The ADF is integrating AI faster than it can govern it
24 Jun 2026|

AI is now financed across almost every line of the Australian defence budget. It is not, however, governed across them. The 2026 National Defence Strategy (NDS) commits about A$425 billion in capability investment by 2035–36, and names AI as a force multiplier in domains from undersea warfare to cyber. Australia’s strategy of denial requires a force that can see further and decide faster, and AI makes that possible at scale. Yet the governance architecture meant to sustain that capability has not been scaled to match.

Three measures would help close that gap: thresholds that slow AI-assisted decision cycles at key escalation points, auditable decision-support for high-stakes outputs, and a clear position on the limits of AI in Australian defence decision-making.

The financing pattern is what makes AI integration in the Australian Defence Force (ADF) structural rather than peripheral. The 2024 Integrated Investment Program (IIP) committed A$8.5 billion to A$11 billion to enterprise data, and information and communication technology – the digital backbone that allows AI to operate across the force. Its 2026 update adds A$14 billion to A$19 billion for theatre command and control, A$27 billion to A$38 billion for space and cyber, and a dedicated line of A$12 billion to A$15 billion for uncrewed systems. The Advanced Strategic Capabilities Accelerator takes prototype capability into service, with up to A$4.3 billion by 2035-36. These figures describe a force whose effectiveness rests on data and algorithms.

Three characteristics of that build-up sit uneasily with current governance arrangements.

The first is the problem of decision time compression. The Joint Air Battle Management System (A$1.99 billion to A$3.15 billion, 2023–2031), the Distributed Ground Station Australia project (A$1.33 billion to A$1.99 billion, 2024–2031) and the wider OneDefence data program are designed to compress the time between detection and response – which is exactly what denial requires. The problem is, however, that the same compression that is an asset in routine operations becomes a liability in a crisis.

In a regional crisis, such as a Taiwan flashpoint or a standoff in the South China Sea, accelerated alerts can build momentum faster than diplomacy can absorb. Leaders are asked to make consequential decisions about readiness and posture before the intelligence picture is complete. Escalation, then, can emerge from speed and uncertainty rather than from deliberate choice. To slow this down, the government should build thresholds into AI-assisted decision support – points at which the system defers to human review before a recommendation is acted on. The US Department of Defense already requires senior level review for autonomous weapons systems that select and engage targets, and NATO’s Principles of Responsible Use for AI in defence include similar oversight requirements.

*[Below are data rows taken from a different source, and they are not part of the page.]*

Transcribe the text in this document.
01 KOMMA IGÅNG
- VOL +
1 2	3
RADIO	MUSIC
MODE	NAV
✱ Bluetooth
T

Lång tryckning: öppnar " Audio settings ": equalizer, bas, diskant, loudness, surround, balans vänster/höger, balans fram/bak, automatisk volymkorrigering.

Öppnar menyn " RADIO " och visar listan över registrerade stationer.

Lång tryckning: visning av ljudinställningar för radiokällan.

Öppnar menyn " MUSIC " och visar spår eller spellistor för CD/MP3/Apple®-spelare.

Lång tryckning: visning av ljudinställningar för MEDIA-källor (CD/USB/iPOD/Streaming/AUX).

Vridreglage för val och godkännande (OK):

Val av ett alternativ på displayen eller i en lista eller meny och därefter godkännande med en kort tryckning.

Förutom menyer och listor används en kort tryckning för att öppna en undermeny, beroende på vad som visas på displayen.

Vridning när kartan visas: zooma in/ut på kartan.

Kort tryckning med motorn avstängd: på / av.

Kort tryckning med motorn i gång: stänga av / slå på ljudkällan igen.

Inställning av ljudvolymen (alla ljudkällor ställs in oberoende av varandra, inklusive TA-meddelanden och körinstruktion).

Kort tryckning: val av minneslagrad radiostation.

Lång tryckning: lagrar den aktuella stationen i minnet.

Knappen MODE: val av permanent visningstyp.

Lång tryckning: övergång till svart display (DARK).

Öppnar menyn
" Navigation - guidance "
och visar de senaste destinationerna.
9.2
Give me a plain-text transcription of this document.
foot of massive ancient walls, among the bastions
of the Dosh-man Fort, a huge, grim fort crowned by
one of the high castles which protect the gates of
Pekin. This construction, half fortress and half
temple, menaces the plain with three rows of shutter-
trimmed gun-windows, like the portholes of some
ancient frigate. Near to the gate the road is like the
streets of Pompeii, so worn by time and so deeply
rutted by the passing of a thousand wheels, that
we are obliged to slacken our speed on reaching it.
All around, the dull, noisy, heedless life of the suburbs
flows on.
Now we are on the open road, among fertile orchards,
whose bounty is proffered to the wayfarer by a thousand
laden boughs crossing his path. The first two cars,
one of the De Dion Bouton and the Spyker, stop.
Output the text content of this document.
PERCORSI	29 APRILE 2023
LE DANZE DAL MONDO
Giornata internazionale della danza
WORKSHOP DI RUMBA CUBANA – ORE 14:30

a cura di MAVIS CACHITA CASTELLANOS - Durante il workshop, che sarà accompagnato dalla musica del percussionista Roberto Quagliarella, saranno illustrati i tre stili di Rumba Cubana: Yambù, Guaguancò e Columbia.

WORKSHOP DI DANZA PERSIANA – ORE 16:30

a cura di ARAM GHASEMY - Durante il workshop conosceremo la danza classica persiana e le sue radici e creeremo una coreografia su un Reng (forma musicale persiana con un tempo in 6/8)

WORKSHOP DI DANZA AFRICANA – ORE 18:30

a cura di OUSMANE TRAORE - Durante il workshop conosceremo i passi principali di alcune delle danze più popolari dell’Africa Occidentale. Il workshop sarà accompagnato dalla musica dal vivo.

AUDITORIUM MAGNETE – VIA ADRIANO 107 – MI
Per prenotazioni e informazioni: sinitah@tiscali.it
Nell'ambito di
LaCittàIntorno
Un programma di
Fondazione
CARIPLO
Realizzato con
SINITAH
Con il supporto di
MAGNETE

The second uneasy characteristic is the erosion of the human role in decision making. AI systems are probabilistic and often opaque, and operators working under pressure tend to defer to their outputs – a dynamic known as automation bias. The human role drifts from assessing evidence to confirming a recommendation. That tendency sits awkwardly against the legal requirement for informed human judgement in targeting under Article 36 of Additional Protocol I to the Geneva Conventions and is exacerbated by the operational pressure to take humans out of the loop in pursuit of speed.

The Defence AI Centre, established in 2024, and the RAS-AI Strategy 2040 are sensible foundations, but defence governance ordinarily lags capability integration. The institutional rules for using AI under these pressures are still being written, and Canberra needs to establish a mechanism for auditing high-stakes decisions that are made with AI assistance.

The third difficulty is misperception: how rivals read a capability matters as much as what it does. The Ghost Shark autonomous undersea vehicle, part of the A$94 billion to A$130 billion allocated to undersea warfare in the IIP, and the Integrated Undersea Surveillance System (A$5.6 billion to A$8.3 billion, 2025–2040) – a hybrid network of fixed and mobile sensors – both extend Australian undersea awareness into areas that nuclear-armed competitors consider essential to survivability of second-strike capability. A Chinese naval commander observing that activity during a crisis cannot easily see whether it is oriented towards conventional denial or towards tracking nuclear platforms.

The same ambiguity attaches to AUKUS Pillar II, which accelerates Australian access to AI alongside the undersea, cyber and quantum domains. The mechanism is fear and expectation: when rivals interpret AI-enabled awareness as compressing their options, they may escalate to restore room for manoeuvre. Canberra can and should choose to reduce that ambiguity by refraining from automating certain decisions – and signalling that choice. The United States and China have already affirmed that final decisions in nuclear command and control will remain with humans, at least on paper. A similar commitment from Australia would signal that AI will not be delegated final authority, and, eventually, reduce threat inflation by adversaries.

None of this is an argument against the ADF build-up. AI integration needs to happen. The question is whether governance can keep pace. My policy brief published by the Asia-Pacific Leadership Network in April describes how AI now sits across the ADF and sets out how the three measures described here could work in practice.

 

This article draws on the author’s policy brief for the Asia-Pacific Leadership Network on AI in the Australian Defence Force.